Six days after an armed robbery, an officer received reliable information that the defendant had been involved as the getaway driver. The officer immediately issued a “wanted flyer” to other police departments in the area, containing the defendant’s name, as well as the date and location of the robbery. The flyer also stated that the defendant was wanted for investigation of an armed robbery and cautioned that he was considered to be armed and dangerous. Approximately six days later, an officer from a nearby police department stopped the defendant while driving a vehicle, based on the “wanted flyer.” The officer was unable to confirm whether a warrant had been issued for the defendant’s arrest before approaching the vehicle. The officer ordered the defendant and a passenger out of the vehicle. Another officer arrived on the scene and observed through the open passenger door of the vehicle the butt of a revolver. The passenger, a convicted felon, was arrested. Two other weapons were found during the ensuing search and the defendant was arrested.
1. Whether a Terry stop for a crime that has already been completed is lawful under the Fourth Amendment?

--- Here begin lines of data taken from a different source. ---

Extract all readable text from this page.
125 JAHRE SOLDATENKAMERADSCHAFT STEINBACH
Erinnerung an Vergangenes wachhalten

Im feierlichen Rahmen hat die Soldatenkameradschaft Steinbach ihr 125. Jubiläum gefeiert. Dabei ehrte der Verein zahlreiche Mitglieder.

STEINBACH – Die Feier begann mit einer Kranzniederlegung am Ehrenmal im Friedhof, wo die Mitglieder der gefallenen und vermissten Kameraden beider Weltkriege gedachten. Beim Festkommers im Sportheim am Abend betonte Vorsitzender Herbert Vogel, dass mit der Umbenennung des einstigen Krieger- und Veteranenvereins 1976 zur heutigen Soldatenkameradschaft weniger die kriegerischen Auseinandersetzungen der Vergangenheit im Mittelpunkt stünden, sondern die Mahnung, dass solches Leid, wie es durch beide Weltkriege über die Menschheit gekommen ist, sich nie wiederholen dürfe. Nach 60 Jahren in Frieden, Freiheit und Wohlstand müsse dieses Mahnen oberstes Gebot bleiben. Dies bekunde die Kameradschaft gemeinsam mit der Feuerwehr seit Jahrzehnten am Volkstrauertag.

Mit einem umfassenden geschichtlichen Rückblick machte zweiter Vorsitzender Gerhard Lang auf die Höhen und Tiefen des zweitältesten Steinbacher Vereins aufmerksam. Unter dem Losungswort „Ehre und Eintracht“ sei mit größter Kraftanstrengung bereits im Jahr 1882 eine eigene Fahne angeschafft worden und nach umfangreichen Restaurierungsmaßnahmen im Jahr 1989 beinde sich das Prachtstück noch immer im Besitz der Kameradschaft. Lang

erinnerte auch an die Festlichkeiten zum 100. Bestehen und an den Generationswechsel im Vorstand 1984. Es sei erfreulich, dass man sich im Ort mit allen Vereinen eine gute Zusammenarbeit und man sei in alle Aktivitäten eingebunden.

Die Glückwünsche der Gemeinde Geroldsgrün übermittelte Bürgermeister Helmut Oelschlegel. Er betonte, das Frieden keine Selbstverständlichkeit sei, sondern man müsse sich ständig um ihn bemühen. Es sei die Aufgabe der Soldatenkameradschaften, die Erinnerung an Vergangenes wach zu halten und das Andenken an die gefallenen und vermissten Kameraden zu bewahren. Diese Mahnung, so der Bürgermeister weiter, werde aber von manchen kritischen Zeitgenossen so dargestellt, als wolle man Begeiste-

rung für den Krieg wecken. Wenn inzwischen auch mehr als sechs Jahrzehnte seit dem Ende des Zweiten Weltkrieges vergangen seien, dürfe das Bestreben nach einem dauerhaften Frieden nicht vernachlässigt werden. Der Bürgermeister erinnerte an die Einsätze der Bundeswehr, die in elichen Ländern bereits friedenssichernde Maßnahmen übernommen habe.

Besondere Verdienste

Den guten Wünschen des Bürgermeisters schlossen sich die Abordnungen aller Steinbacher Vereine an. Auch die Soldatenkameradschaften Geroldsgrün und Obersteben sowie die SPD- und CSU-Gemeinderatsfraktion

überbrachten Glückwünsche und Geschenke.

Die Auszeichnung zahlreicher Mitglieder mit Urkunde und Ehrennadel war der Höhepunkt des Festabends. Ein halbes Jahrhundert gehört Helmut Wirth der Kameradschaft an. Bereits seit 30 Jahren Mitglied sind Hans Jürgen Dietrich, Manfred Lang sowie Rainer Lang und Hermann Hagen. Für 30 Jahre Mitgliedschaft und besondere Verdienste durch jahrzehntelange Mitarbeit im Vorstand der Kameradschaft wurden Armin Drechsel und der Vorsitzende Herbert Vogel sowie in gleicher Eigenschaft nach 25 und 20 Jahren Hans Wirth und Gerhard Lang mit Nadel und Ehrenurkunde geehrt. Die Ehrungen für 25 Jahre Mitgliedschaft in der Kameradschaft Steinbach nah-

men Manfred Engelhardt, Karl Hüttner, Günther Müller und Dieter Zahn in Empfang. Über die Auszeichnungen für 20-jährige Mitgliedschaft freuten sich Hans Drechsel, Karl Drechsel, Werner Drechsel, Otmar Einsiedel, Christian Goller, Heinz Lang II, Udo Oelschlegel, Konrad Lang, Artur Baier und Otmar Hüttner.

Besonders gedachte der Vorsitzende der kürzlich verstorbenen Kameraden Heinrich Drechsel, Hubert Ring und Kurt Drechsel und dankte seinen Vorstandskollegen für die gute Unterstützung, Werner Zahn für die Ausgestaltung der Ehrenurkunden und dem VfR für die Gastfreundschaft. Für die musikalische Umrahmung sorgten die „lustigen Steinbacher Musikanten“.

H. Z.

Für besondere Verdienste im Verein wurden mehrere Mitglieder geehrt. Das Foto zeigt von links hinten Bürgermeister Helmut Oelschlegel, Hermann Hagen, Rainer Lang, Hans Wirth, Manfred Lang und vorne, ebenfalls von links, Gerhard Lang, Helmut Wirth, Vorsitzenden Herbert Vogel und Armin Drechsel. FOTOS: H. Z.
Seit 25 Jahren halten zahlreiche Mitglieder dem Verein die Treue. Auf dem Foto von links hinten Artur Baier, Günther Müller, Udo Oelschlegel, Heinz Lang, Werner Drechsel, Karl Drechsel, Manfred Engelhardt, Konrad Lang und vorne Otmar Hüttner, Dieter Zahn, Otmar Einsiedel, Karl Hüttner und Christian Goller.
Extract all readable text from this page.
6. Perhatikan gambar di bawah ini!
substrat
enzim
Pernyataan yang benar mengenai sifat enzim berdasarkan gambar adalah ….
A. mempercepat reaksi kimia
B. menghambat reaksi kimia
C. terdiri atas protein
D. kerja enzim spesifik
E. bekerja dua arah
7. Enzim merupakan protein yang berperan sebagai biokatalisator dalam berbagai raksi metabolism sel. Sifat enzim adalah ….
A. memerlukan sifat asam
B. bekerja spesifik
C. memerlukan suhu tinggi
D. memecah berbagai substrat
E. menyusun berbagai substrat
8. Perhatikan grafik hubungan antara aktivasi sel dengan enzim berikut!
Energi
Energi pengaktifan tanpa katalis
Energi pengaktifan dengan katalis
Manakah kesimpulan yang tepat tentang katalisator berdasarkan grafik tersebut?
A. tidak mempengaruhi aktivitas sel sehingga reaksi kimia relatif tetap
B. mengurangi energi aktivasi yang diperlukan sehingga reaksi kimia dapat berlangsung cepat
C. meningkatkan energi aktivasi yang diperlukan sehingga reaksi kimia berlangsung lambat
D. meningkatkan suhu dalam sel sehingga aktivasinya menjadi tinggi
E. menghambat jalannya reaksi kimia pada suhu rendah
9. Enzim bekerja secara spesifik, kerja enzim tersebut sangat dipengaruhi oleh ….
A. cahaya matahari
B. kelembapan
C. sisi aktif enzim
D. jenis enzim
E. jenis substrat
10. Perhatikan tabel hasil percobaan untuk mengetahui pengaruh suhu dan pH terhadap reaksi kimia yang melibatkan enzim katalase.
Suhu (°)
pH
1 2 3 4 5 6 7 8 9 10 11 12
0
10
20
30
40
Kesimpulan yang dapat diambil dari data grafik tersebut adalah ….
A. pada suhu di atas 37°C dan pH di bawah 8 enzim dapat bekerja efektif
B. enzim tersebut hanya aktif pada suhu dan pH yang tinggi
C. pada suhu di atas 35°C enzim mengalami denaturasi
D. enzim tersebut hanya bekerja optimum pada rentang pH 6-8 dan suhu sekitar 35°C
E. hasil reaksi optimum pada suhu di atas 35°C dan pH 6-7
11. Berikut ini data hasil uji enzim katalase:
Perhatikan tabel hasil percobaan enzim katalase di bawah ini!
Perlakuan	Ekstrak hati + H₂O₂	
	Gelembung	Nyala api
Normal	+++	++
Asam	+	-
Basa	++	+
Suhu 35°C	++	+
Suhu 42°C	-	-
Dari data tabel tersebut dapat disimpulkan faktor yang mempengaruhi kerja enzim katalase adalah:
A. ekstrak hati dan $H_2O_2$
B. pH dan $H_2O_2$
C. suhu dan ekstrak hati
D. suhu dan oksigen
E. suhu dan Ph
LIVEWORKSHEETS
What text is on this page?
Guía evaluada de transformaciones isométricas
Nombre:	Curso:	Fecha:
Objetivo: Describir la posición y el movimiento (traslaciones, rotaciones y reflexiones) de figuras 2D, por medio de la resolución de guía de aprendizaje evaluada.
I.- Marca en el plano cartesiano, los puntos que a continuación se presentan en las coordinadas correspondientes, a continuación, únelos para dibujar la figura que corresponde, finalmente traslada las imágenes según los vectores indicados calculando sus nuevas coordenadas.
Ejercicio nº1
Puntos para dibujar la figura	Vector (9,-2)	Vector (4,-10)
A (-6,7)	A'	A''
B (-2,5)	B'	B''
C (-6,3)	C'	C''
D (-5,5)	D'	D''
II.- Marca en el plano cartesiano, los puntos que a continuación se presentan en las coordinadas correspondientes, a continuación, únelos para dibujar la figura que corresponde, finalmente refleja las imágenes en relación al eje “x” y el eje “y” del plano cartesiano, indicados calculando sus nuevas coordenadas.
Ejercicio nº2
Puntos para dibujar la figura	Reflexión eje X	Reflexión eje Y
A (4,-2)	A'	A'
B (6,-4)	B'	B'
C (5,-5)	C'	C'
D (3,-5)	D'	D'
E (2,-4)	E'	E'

2. Whether a Terry stop can be based on a “wanted flyer” issued by officers who had a reasonable suspicion that the suspect has committed an offense?
1. Yes. There is no limitation that the suspect stopped be either in the process of committing, or about to commit, a crime.
2. Yes. The validity of the “wanted flyer” rests on the issuing officer’s reasonable suspicion to stop the suspect.
Where officers have a reasonable suspicion that the suspect was involved in a prior crime and have been unable to locate him to investigate their suspicions, the government retains an interest in detecting and punishing those behaviors. This interest outweighs the intrusion caused by a Terry stop. However, the Court did not address whether Terry stops to investigate all past crimes are permissible.
Whether the officers who actually stopped the defendant had knowledge of the facts that gave rise to reasonable suspicion is immaterial. What is key is whether the officers who issued the “wanted flyer” had reasonable suspicion to conduct a Terry stop. If so, the suspect may be stopped on the basis of the flyer to “check identification, pose questions to the person, or to detain the person briefly while attempting to obtain further information.” Here, the officers who stopped the defendant did so lawfully, in that the officer who issued the flyer had reasonable suspicion for a stop. Because the initial stop was lawful, all evidence seized in plain view or incident to the arrest that followed was admissible.